Dans le Perche, Grégoire Ferré fête les dix ans de sa cidrerie
- © DB

Grégoire Ferré, cidriculteur à Comblot (61), près de Mortagne-au-Perche, fête les 10 ans de sa cidrerie. Une année marquée par l'aboutissement de l'AOP Cidre du Perche qu'il défend. Pour l'avenir, le producteur se lance un autre défit, le bio.

Programme
Samedi 9/11
14h à 18h
18h45 : concert suivi du cocktail anniversaire
Dimanche 10/11
10h à 18h
Démonstrations et animations tout le week-end : pressage au cliquet et grugeoir, distillation, fabrication de boudin noir au chaudron, tir à la carabine, jeux en bois, balade en tracteur, beignets, bar à cidre, cocktails.

lll Grégoire Ferré est cidriculteur à Comblot dans le Perche. Il y vend une partie de sa production transformée en jus de pommes, cidre et calvados. C'est en pleine opération de distillation qu'il évoque les dix ans de sa ferme qu'il fêtera les 9 et 10 novembre. Un événement qu'il a inscrit dans le programme Automne à la ferme en tant que membre du réseau Bienvenue à la ferme. Ce fils d'agriculteur, originaire de Mauves-sur-Huisne, y a transféré sa production cidricole en 2009. Elle s'étend sur 33 ha. Les deux tiers sont destinés à Agrial. Il transforme le reste.
Cidre du Perche
Fervent défenseur de l'AOP Cidre du Perche, Grégoire Ferré se félicite, « la certification pose la Normandie comme grande région de cidre et de poiré. Avec un hiver plus froid, des gelées printanières plus tardives et des étés plus chauds, le Perche est sous influence climatique continentale ». La récolte actuelle sera certainement la première à afficher l'étiquette Cidre du Perche sur ses bouteilles, « il va maintenant falloir faire connaître cette AOP », juge-t-il. Sur ses sols limoneux-argileux, il cultive des variétés à floraison tardive, typiques du Perche, et replante au minimum un hectare de verger haute tige par an pour répondre au cahier des charges. Il en possède 3 ha. Deux salariés, dont son père retraité, travaillent avec lui. Cette année, les gelées de printemps ont fait perdre des fruits. Et le sec a fait perdre en volume, « mais on en récupère sur les fruits de moyenne et tardive saison grâce aux pluies récentes ».
Ferme bio
Une autre (r)évolution attend le cidriculteur : le label bio.

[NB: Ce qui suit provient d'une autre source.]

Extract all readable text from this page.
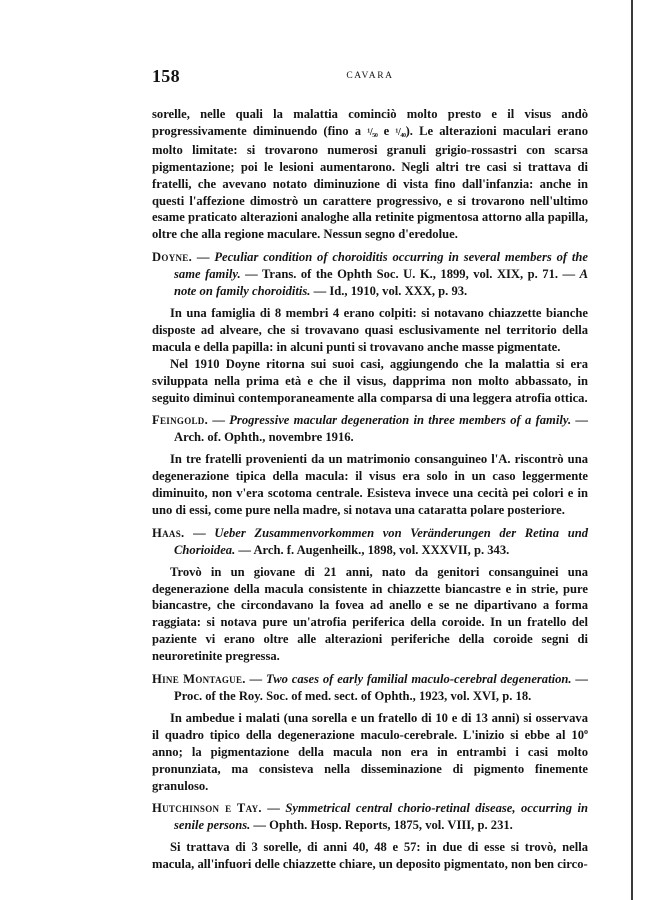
158	CAVARA

sorelle, nelle quali la malattia cominciò molto presto e il visus andò progressivamente diminuendo (fino a ¹/₅₀ e ¹/₄₀). Le alterazioni maculari erano molto limitate: si trovarono numerosi granuli grigio-rossastri con scarsa pigmentazione; poi le lesioni aumentarono. Negli altri tre casi si trattava di fratelli, che avevano notato diminuzione di vista fino dall'infanzia: anche in questi l'affezione dimostrò un carattere progressivo, e si trovarono nell'ultimo esame praticato alterazioni analoghe alla retinite pigmentosa attorno alla papilla, oltre che alla regione maculare. Nessun segno d'eredolue.

Doyne. — Peculiar condition of choroiditis occurring in several members of the same family. — Trans. of the Ophth Soc. U. K., 1899, vol. XIX, p. 71. — A note on family choroiditis. — Id., 1910, vol. XXX, p. 93.

In una famiglia di 8 membri 4 erano colpiti: si notavano chiazzette bianche disposte ad alveare, che si trovavano quasi esclusivamente nel territorio della macula e della papilla: in alcuni punti si trovavano anche masse pigmentate.

Nel 1910 Doyne ritorna sui suoi casi, aggiungendo che la malattia si era sviluppata nella prima età e che il visus, dapprima non molto abbassato, in seguito diminuì contemporaneamente alla comparsa di una leggera atrofia ottica.

Feingold. — Progressive macular degeneration in three members of a family. — Arch. of. Ophth., novembre 1916.

In tre fratelli provenienti da un matrimonio consanguineo l'A. riscontrò una degenerazione tipica della macula: il visus era solo in un caso leggermente diminuito, non v'era scotoma centrale. Esisteva invece una cecità pei colori e in uno di essi, come pure nella madre, si notava una cataratta polare posteriore.

Haas. — Ueber Zusammenvorkommen von Veränderungen der Retina und Chorioidea. — Arch. f. Augenheilk., 1898, vol. XXXVII, p. 343.

Trovò in un giovane di 21 anni, nato da genitori consanguinei una degenerazione della macula consistente in chiazzette biancastre e in strie, pure biancastre, che circondavano la fovea ad anello e se ne dipartivano a forma raggiata: si notava pure un'atrofia periferica della coroide. In un fratello del paziente vi erano oltre alle alterazioni periferiche della coroide segni di neuroretinite pregressa.

Hine Montague. — Two cases of early familial maculo-cerebral degeneration. — Proc. of the Roy. Soc. of med. sect. of Ophth., 1923, vol. XVI, p. 18.

In ambedue i malati (una sorella e un fratello di 10 e di 13 anni) si osservava il quadro tipico della degenerazione maculo-cerebrale. L'inizio si ebbe al 10$^o$ anno; la pigmentazione della macula non era in entrambi i casi molto pronunziata, ma consisteva nella disseminazione di pigmento finemente granuloso.

Hutchinson e Tay. — Symmetrical central chorio-retinal disease, occurring in senile persons. — Ophth. Hosp. Reports, 1875, vol. VIII, p. 231.

Si trattava di 3 sorelle, di anni 40, 48 e 57: in due di esse si trovò, nella macula, all'infuori delle chiazzette chiare, un deposito pigmentato, non ben circo-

La conversion se concrétisera sur la prochaine production : les jus de pomme en décembre 2020 et les cidres au printemps 2021. « J'ai fait le choix du bio parce que j'avais déjà un système proche du cahier des charges ». Une conversion qui ne serait qu'une étape vers une ferme totalement résiliente. En effet, Grégoire Ferré est aussi éleveur de Limousines. La vente de viande bio n'est pas assez rentable, c'est pourquoi il ne convertit pas son atelier et ses cultures pour le moment. Il réfléchit à « faire des carcasses haut de gamme » vendues en boucherie. Et rêve « d'un système bio intégral tout en conservant un
équilibre économique », avec des vergers haute tige où pâturent ses allaitantes.

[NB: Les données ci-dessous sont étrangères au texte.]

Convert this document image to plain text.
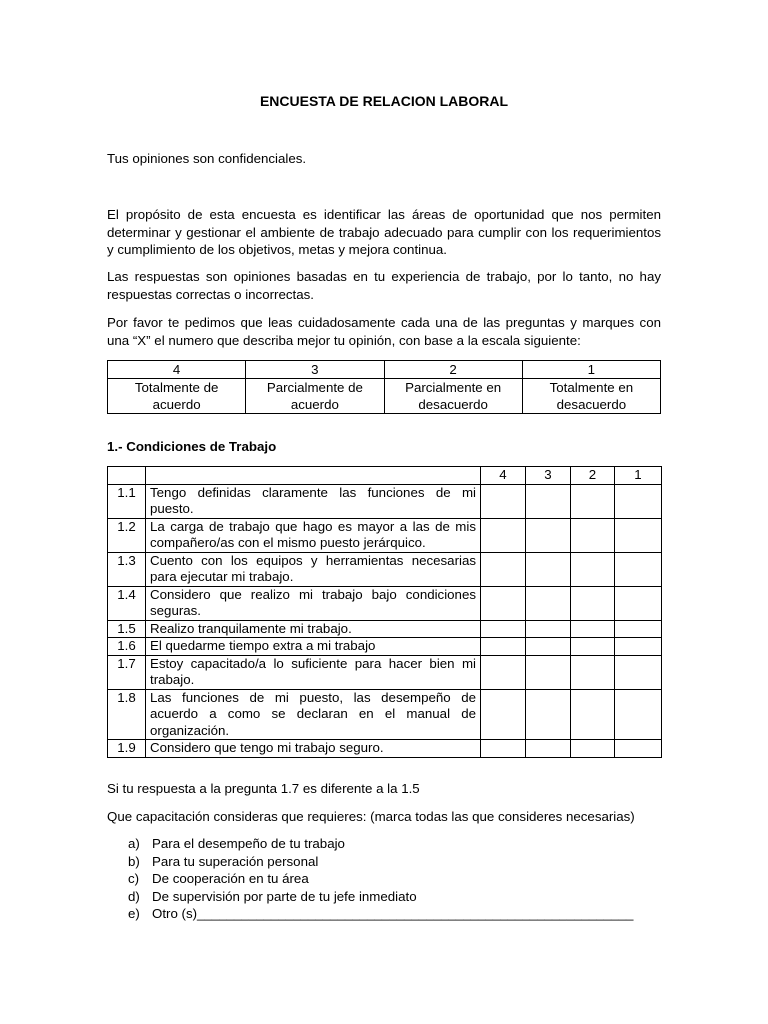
ENCUESTA DE RELACION LABORAL
Tus opiniones son confidenciales.
El propósito de esta encuesta es identificar las áreas de oportunidad que nos permiten determinar y gestionar el ambiente de trabajo adecuado para cumplir con los requerimientos y cumplimiento de los objetivos, metas y mejora continua.
Las respuestas son opiniones basadas en tu experiencia de trabajo, por lo tanto, no hay respuestas correctas o incorrectas.
Por favor te pedimos que leas cuidadosamente cada una de las preguntas y marques con una “X” el numero que describa mejor tu opinión, con base a la escala siguiente:
4	3	2	1
Totalmente de acuerdo	Parcialmente de acuerdo	Parcialmente en desacuerdo	Totalmente en desacuerdo
1.- Condiciones de Trabajo
		4	3	2	1
1.1	Tengo definidas claramente las funciones de mi puesto.				
1.2	La carga de trabajo que hago es mayor a las de mis compañero/as con el mismo puesto jerárquico.				
1.3	Cuento con los equipos y herramientas necesarias para ejecutar mi trabajo.				
1.4	Considero que realizo mi trabajo bajo condiciones seguras.				
1.5	Realizo tranquilamente mi trabajo.				
1.6	El quedarme tiempo extra a mi trabajo				
1.7	Estoy capacitado/a lo suficiente para hacer bien mi trabajo.				
1.8	Las funciones de mi puesto, las desempeño de acuerdo a como se declaran en el manual de organización.				
1.9	Considero que tengo mi trabajo seguro.				
Si tu respuesta a la pregunta 1.7 es diferente a la 1.5
Que capacitación consideras que requieres: (marca todas las que consideres necesarias)
a) Para el desempeño de tu trabajo
b) Para tu superación personal
c) De cooperación en tu área
d) De supervisión por parte de tu jefe inmediato
e) Otro (s)___________________________________________________________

Renouer avec l'échange à la ferme
Les 9 et 10 novembre, Grégoire Ferré mobilisera toute sa famille pour accueillir ses clients. « C'est important de rencontrer ses voisins », explique celui qui souhaite « renouer avec cette tradition d'échange à la ferme qu'il y avait avant dans la profession ». Les enfants découvriront le pressage et le distillateur fonctionnera pour les plus grands. « C'est notre culture », résume Grégoire Ferré.